L’opérateur prévoit de redémarrer ses réacteurs au cours de l’hiver. Le dernier devrait être celui de Golfech 1, près de Toulouse, dont la maintenance doit s’achever le 18 février 2023. Cela signifie qu’une partie des réacteurs n’aura pas redémarré pour le début de l’hiver, d’où le nécessaire appel à la sobriété lancé par le gouvernement. Mais tout indique que ce planning ne sera pas tenu, en raison notamment des grèves qui ont touché les centrales nucléaires en octobre et qui ont entraîné de nouveaux retards. Par ailleurs, le gestionnaire du réseau, Réseau de transport d’électricité (RTE), se base dans ses prévisions de production électrique pour l’hiver sur une indisponibilité du parc nucléaire supérieure à celle que déclare EDF : 45 Gigawatts de capacité début janvier d’après RTE, contre 55 Gigawatts du côté d’EDF.

Graphique représentant l'évolution prévisionnelle de la disponibilité du parc nucléaire cet hiver. (RÉSEAU DE TRANSPORT D'ÉLECTRICITÉ)

Graphique représentant l'évolution prévisionnelle de la disponibilité du parc nucléaire cet hiver. (RÉSEAU DE TRANSPORT D'ÉLECTRICITÉ)

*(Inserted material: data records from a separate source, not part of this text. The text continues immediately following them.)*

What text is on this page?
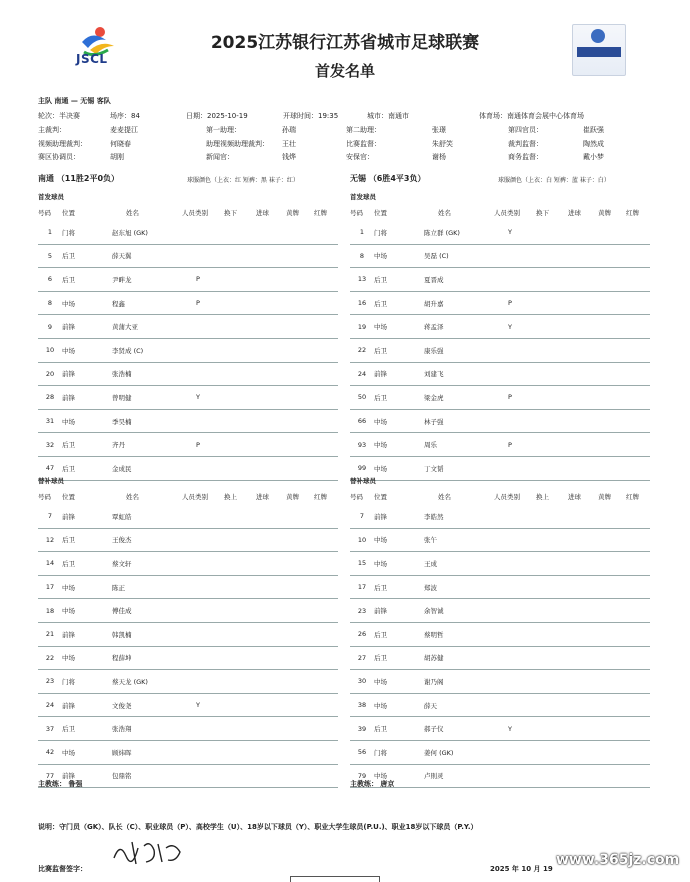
JSCL
2025江苏银行江苏省城市足球联赛
首发名单
主队 南通 — 无锡 客队
轮次：半决赛	场序：84	日期：2025-10-19	开球时间：19:35	城市：南通市	体育场：南通体育会展中心体育场
主裁判：	麦麦提江	第一助理：	孙瑞	第二助理：	张璟	第四官员：	崔跃强
视频助理裁判：	何晓春	助理视频助理裁判： 王壮	比赛监督：	朱舒笑	裁判监督：	陶然成
赛区协调员：	胡刚	新闻官：	钱烨	安保官：	谢杨	商务监督：	戴小梦
南通 （11胜2平0负）	球服颜色（上衣：红 短裤：黑 袜子：红）	无锡 （6胜4平3负）	球服颜色（上衣：白 短裤：蓝 袜子：白）
首发球员	首发球员
号码	位置	姓名	人员类别	换下	进球	黄牌	红牌
1	门将	赵东旭 (GK)					
5	后卫	薛天翼					
6	后卫	尹畔龙	P				
8	中场	程鑫	P				
9	前锋	黄蒲大亚					
10	中场	李贤成 (C)					
20	前锋	张浩楠					
28	前锋	曾明健	Y				
31	中场	季昊楠					
32	后卫	齐丹	P				
47	后卫	金成民					
号码	位置	姓名	人员类别	换下	进球	黄牌	红牌
1	门将	陈立群 (GK)	Y				
8	中场	吴磊 (C)					
13	后卫	夏晋成					
16	后卫	胡升嘉	P				
19	中场	蒋孟泽	Y				
22	后卫	康乐强					
24	前锋	刘建飞					
50	后卫	梁金虎	P				
66	中场	林子强					
93	中场	周乐	P				
99	中场	丁文韬					
替补球员	替补球员
号码	位置	姓名	人员类别	换上	进球	黄牌	红牌
7	前锋	覃虹皓					
12	后卫	王俊杰					
14	后卫	蔡文轩					
17	中场	陈正					
18	中场	傅佳成					
21	前锋	韩凯楠					
22	中场	程薛坤					
23	门将	蔡天龙 (GK)					
24	前锋	文俊尧	Y				
37	后卫	张浩翔					
42	中场	顾炜晖					
77	前锋	包鼎铭					
号码	位置	姓名	人员类别	换上	进球	黄牌	红牌
7	前锋	李皓然					
10	中场	张午					
15	中场	王成					
17	后卫	郑波					
23	前锋	余智诚					
26	后卫	蔡明哲					
27	后卫	胡苏健					
30	中场	谢乃阁					
38	中场	薛天					
39	后卫	郝子仪	Y				
56	门将	姜何 (GK)					
79	中场	卢則灵					
主教练： 鲁强	主教练： 唐京
说明：守门员（GK）、队长（C）、职业球员（P）、高校学生（U）、18岁以下球员（Y）、职业大学生球员(P.U.)、职业18岁以下球员（P.Y.）
比赛监督签字：	2025 年 10 月 19
www.365jz.com
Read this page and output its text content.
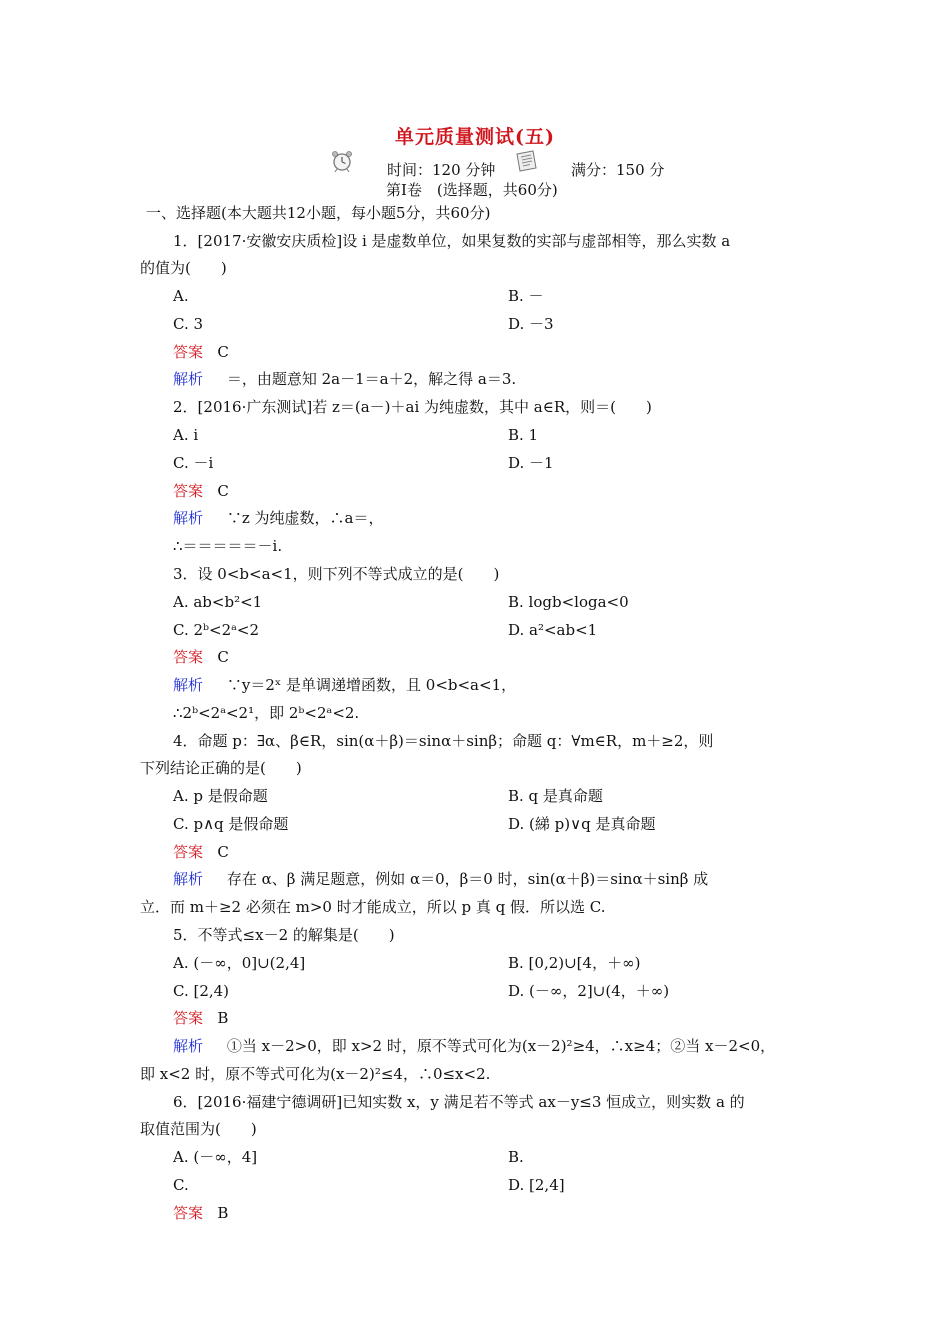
单元质量测试(五)
时间：120 分钟	满分：150 分
第Ⅰ卷　(选择题，共60分)
一、选择题(本大题共12小题，每小题5分，共60分)
1．[2017·安徽安庆质检]设 i 是虚数单位，如果复数的实部与虚部相等，那么实数 a
的值为(　　)
A.	B. －
C. 3	D. －3
答案 C
解析 ＝，由题意知 2a－1＝a＋2，解之得 a＝3.
2．[2016·广东测试]若 z＝(a－)＋ai 为纯虚数，其中 a∈R，则＝(　　)
A. i	B. 1
C. －i	D. －1
答案 C
解析 ∵z 为纯虚数，∴a＝，
∴＝＝＝＝＝－i.
3．设 0<b<a<1，则下列不等式成立的是(　　)
A. ab<b²<1	B. logb<loga<0
C. 2ᵇ<2ᵃ<2	D. a²<ab<1
答案 C
解析 ∵y＝2ˣ 是单调递增函数，且 0<b<a<1，
∴2ᵇ<2ᵃ<2¹，即 2ᵇ<2ᵃ<2.
4．命题 p：∃α、β∈R，sin(α＋β)＝sinα＋sinβ；命题 q：∀m∈R，m＋≥2，则
下列结论正确的是(　　)
A. p 是假命题	B. q 是真命题
C. p∧q 是假命题	D. (綈 p)∨q 是真命题
答案 C
解析 存在 α、β 满足题意，例如 α＝0，β＝0 时，sin(α＋β)＝sinα＋sinβ 成
立．而 m＋≥2 必须在 m>0 时才能成立，所以 p 真 q 假．所以选 C.
5．不等式≤x－2 的解集是(　　)
A. (－∞，0]∪(2,4]	B. [0,2)∪[4，＋∞)
C. [2,4)	D. (－∞，2]∪(4，＋∞)
答案 B
解析 ①当 x－2>0，即 x>2 时，原不等式可化为(x－2)²≥4，∴x≥4；②当 x－2<0，
即 x<2 时，原不等式可化为(x－2)²≤4，∴0≤x<2.
6．[2016·福建宁德调研]已知实数 x，y 满足若不等式 ax－y≤3 恒成立，则实数 a 的
取值范围为(　　)
A. (－∞，4]	B.
C.	D. [2,4]
答案 B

En conséquence, il n’est pas du tout certain que la France dispose de suffisamment d’électricité pour l’hiver qui vient. Sur l’ensemble de l’année 2022, EDF prévoit une production en baisse de 25% par rapport aux années pré-Covid. En attendant, tous ces arrêts coûtent cher à l’entreprise : 29 milliards d’euros perdus en 2022 pour toute l’électricité non produite et non vendue, estime l’électricien dans un communiqué publié mi-septembre. Mais EDF n’avait pas vraiment le choix, compte tenu de la localisation des défauts détectés et de leur gravité.